Most university students will tell you university is pointless. They will learn almost nothing that directly helps them in a career in their field. Nearly everyone will tell you they learn more in a few weeks on the job than four years in a classroom.
The following list was compiled and posted at a Harvard campus. It was included in a brochure containing advice for students planning a career in the new international economy - the state our world is becoming. It would seem to me, then, that these would be fairly important skills to be taught and learned by university students preparing for their careers. And since these types of skills are ones that need to be fostered and deep-rooted, it would seem to me you would need to start in high school. Or middle school. Actually, since most study habits and modes of thinking are already established by middle school, it seems to me they should be taught from the very first days of elementary school.
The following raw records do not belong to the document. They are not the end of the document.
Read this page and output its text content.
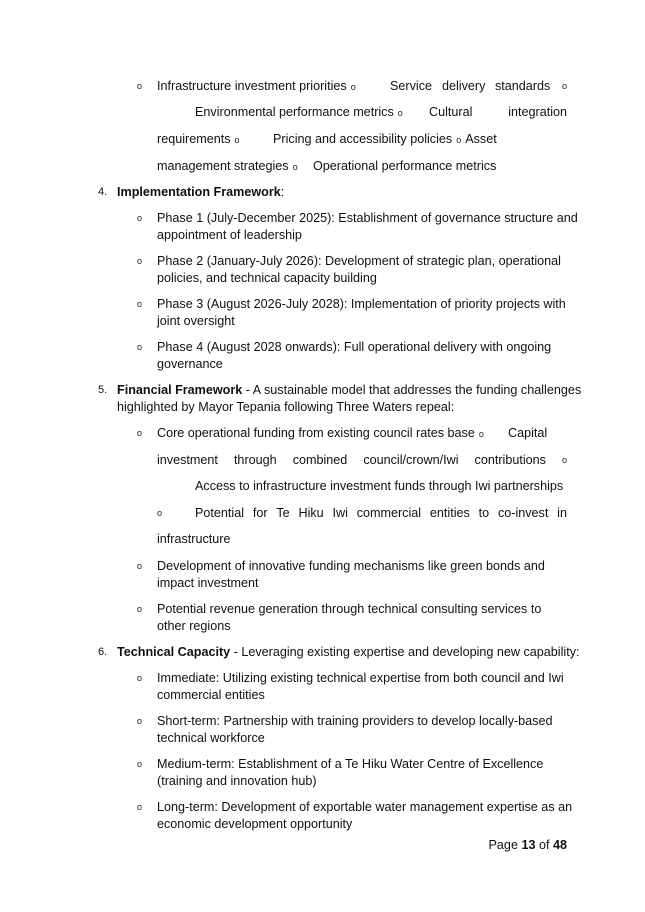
o Infrastructure investment priorities o	Service delivery standards o
Environmental performance metrics o Cultural	integration
requirements o	Pricing and accessibility policies o Asset
management strategies o Operational performance metrics
4. Implementation Framework:
o Phase 1 (July-December 2025): Establishment of governance structure and
appointment of leadership
o Phase 2 (January-July 2026): Development of strategic plan, operational
policies, and technical capacity building
o Phase 3 (August 2026-July 2028): Implementation of priority projects with
joint oversight
o Phase 4 (August 2028 onwards): Full operational delivery with ongoing
governance
5. Financial Framework - A sustainable model that addresses the funding challenges
highlighted by Mayor Tepania following Three Waters repeal:
o Core operational funding from existing council rates base o Capital
investment through combined council/crown/Iwi contributions o
Access to infrastructure investment funds through Iwi partnerships
o	Potential for Te Hiku Iwi commercial entities to co-invest in
infrastructure
o Development of innovative funding mechanisms like green bonds and
impact investment
o Potential revenue generation through technical consulting services to
other regions
6. Technical Capacity - Leveraging existing expertise and developing new capability:
o Immediate: Utilizing existing technical expertise from both council and Iwi
commercial entities
o Short-term: Partnership with training providers to develop locally-based
technical workforce
o Medium-term: Establishment of a Te Hiku Water Centre of Excellence
(training and innovation hub)
o Long-term: Development of exportable water management expertise as an
economic development opportunity
Page 13 of 48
Hmmm.
1. The ability to ask hard questions of data, whether from textbooks, authorities, or other "expert" sources.
2. The ability to define problems independently, to avoid slavish dependence on official definitions.
3. The ability to scan masses of irrelevant information and to quickly extract from the sludge whatever is useful.
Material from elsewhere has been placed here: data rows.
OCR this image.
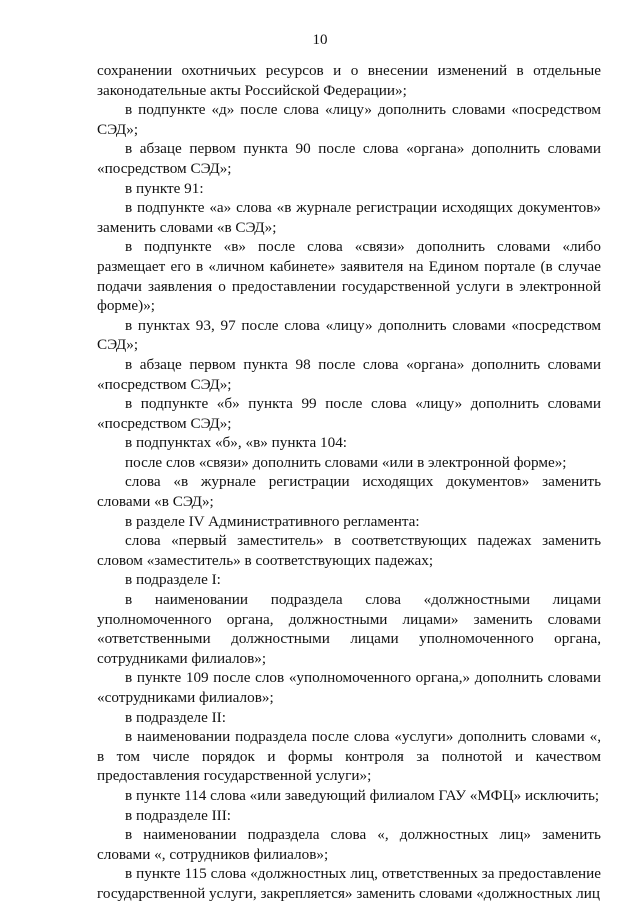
10

сохранении охотничьих ресурсов и о внесении изменений в отдельные законодательные акты Российской Федерации»;

в подпункте «д» после слова «лицу» дополнить словами «посредством СЭД»;

в абзаце первом пункта 90 после слова «органа» дополнить словами «посредством СЭД»;

в пункте 91:

в подпункте «а» слова «в журнале регистрации исходящих документов» заменить словами «в СЭД»;

в подпункте «в» после слова «связи» дополнить словами «либо размещает его в «личном кабинете» заявителя на Едином портале (в случае подачи заявления о предоставлении государственной услуги в электронной форме)»;

в пунктах 93, 97 после слова «лицу» дополнить словами «посредством СЭД»;

в абзаце первом пункта 98 после слова «органа» дополнить словами «посредством СЭД»;

в подпункте «б» пункта 99 после слова «лицу» дополнить словами «посредством СЭД»;

в подпунктах «б», «в» пункта 104:

после слов «связи» дополнить словами «или в электронной форме»;

слова «в журнале регистрации исходящих документов» заменить словами «в СЭД»;

в разделе IV Административного регламента:

слова «первый заместитель» в соответствующих падежах заменить словом «заместитель» в соответствующих падежах;

в подразделе I:

в наименовании подраздела слова «должностными лицами уполномоченного органа, должностными лицами» заменить словами «ответственными должностными лицами уполномоченного органа, сотрудниками филиалов»;

в пункте 109 после слов «уполномоченного органа,» дополнить словами «сотрудниками филиалов»;

в подразделе II:

в наименовании подраздела после слова «услуги» дополнить словами «, в том числе порядок и формы контроля за полнотой и качеством предоставления государственной услуги»;

в пункте 114 слова «или заведующий филиалом ГАУ «МФЦ» исключить;

в подразделе III:

в наименовании подраздела слова «, должностных лиц» заменить словами «, сотрудников филиалов»;

в пункте 115 слова «должностных лиц, ответственных за предоставление государственной услуги, закрепляется» заменить словами «должностных лиц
4. The ability to conceptualize.
5. The ability to reorganize information into new patterns which enable a different perspective than the customary.
6. The possession of a mind fluent in moving among different modes of thought: deductive, inductive, heuristic, intuitive, et al.
7. Facility in collaboration with a partner, or in teams.
8. Skill in the discussion of issues, problems or techniques.
9. Skill in rhetoric. Convincing others your course is correct.
Is it any wonder why kids graduate from high school only to flounder at home for another 10 years before deciding they should maybe try and "make it" in the world on their own? Is it any wonder why we graduate from university and feel completely ill-equipped to actually get a job in our discipline? Of the above 9 essential (and although not compiled by myself, I would agree with the list) qualities, how many were taught with any sense of urgency during our schooling?